The central and most important part of a fireplace is of course where the fire itself is located, the firebox. This is sometimes referred to simply as "the box." Fireplace boxes can be lined with brick, fireclay, metal, pretty much anything that is fireproof (obviously).
The next area of importance is the hearth. This is the area in front of the firebox and it too needs to be fireproof if you have a live fire. This ensures that popping embers from the firebox will not start a fire. For this reason, a hearth needs to be at least 18" deep. If you have a gas insert instead of actual burning logs, the hearth should still be made of a heat-resistant material since many of today's gas inserts give off a tremendous amount of heat that can still cause damage.
A hearth can be flush with the floor or as close to that as possible. Or a hearth can be raised. In the case of a raised hearth, the structure can turn into a bench!
Now we come to the fun parts of the fireplace: the fascia of the mantel can be clad in a myriad of stone or tile choices (again, any non-combustible material that covers at least 6" from the edge of the firebox), and of course the mantel shelf (people often refer to this simply as "the mantel") can be wood or metal.
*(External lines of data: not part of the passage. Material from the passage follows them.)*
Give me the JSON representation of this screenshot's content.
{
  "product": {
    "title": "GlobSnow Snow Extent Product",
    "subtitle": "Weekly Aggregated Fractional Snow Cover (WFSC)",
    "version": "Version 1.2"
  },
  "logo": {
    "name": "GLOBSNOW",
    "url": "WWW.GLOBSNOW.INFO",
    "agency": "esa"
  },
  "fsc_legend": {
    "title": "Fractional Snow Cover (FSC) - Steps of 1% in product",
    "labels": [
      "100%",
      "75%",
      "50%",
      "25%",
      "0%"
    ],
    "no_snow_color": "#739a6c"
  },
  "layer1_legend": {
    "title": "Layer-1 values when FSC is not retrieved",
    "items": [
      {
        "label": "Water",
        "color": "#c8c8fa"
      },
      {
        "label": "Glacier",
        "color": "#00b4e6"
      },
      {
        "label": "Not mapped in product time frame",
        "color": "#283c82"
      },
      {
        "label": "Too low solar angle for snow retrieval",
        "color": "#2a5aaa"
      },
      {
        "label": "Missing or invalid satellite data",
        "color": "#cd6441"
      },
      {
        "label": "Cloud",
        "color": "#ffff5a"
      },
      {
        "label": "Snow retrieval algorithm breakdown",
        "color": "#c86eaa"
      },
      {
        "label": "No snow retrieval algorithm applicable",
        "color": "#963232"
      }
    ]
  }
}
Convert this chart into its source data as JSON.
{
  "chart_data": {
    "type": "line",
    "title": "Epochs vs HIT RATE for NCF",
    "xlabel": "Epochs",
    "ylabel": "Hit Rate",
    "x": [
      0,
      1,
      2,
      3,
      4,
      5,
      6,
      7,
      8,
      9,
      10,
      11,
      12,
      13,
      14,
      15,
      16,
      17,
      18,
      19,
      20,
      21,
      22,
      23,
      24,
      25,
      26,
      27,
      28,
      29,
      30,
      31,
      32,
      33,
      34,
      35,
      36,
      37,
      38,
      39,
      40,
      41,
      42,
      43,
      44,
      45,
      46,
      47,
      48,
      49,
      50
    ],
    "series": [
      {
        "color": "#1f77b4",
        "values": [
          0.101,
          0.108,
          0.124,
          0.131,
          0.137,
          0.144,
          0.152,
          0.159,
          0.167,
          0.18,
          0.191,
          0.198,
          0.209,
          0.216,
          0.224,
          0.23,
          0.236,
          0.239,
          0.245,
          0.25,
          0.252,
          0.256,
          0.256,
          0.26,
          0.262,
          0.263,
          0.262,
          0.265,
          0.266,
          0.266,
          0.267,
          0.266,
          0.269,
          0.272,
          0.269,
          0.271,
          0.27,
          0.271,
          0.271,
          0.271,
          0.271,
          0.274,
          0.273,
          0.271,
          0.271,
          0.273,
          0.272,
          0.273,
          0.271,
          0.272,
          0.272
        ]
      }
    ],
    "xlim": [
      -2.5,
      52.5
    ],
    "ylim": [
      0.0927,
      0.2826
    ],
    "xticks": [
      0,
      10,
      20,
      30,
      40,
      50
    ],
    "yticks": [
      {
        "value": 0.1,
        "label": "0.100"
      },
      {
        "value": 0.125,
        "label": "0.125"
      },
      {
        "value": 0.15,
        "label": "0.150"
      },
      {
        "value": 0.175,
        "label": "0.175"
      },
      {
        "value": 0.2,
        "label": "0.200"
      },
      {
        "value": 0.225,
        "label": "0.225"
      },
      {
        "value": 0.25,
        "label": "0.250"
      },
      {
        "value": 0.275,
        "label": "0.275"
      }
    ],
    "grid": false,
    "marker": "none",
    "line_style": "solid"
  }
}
The shelf is a perfect spot for collectibles, art, and holiday decorations. See my previous post about Mantel Inspiration for a brief overview of what can be done to incorporate rich design into your fireplace.
If you don't have a mantel, you can add a floating shelf which offers a very sleek take on a standard fireplace.
On very traditional fireplaces, the mantel sides can also feature carved or fluted panels which are referred to as legs or pilasters. And the last large piece of a fireplace is what is called the breast. This is the structure that covers the chimney and flue. This is another perfect area for some extra embellishmnet. Traditional fireplaces might feature a material on the fireplace breast that is the wall material in the rest of the room. But modern fireplaces can be clad in tile or stone, often all the way to the ceiling.
But wait, there are some areas of your fireplace that you can't see! The chimney is the structure that rises from the fireplace itself and the flue is the duct, pipe, or opening that allows smoke to rise up and out of your home. If you have a gas insert, the flue can be directed either up or off the side to vent outward but if you have a log-burning fireplace, smoke only rises, so it is imperative that your flue go straight up. You most likely also have a flue cover that allows air to flow up when opened. Because burning natural materials coats the inside of your flue with creosote (a tarry by-product of burning wood), it's good to have a professional chimney sweep clean your fireplace at the beginning of every cold season.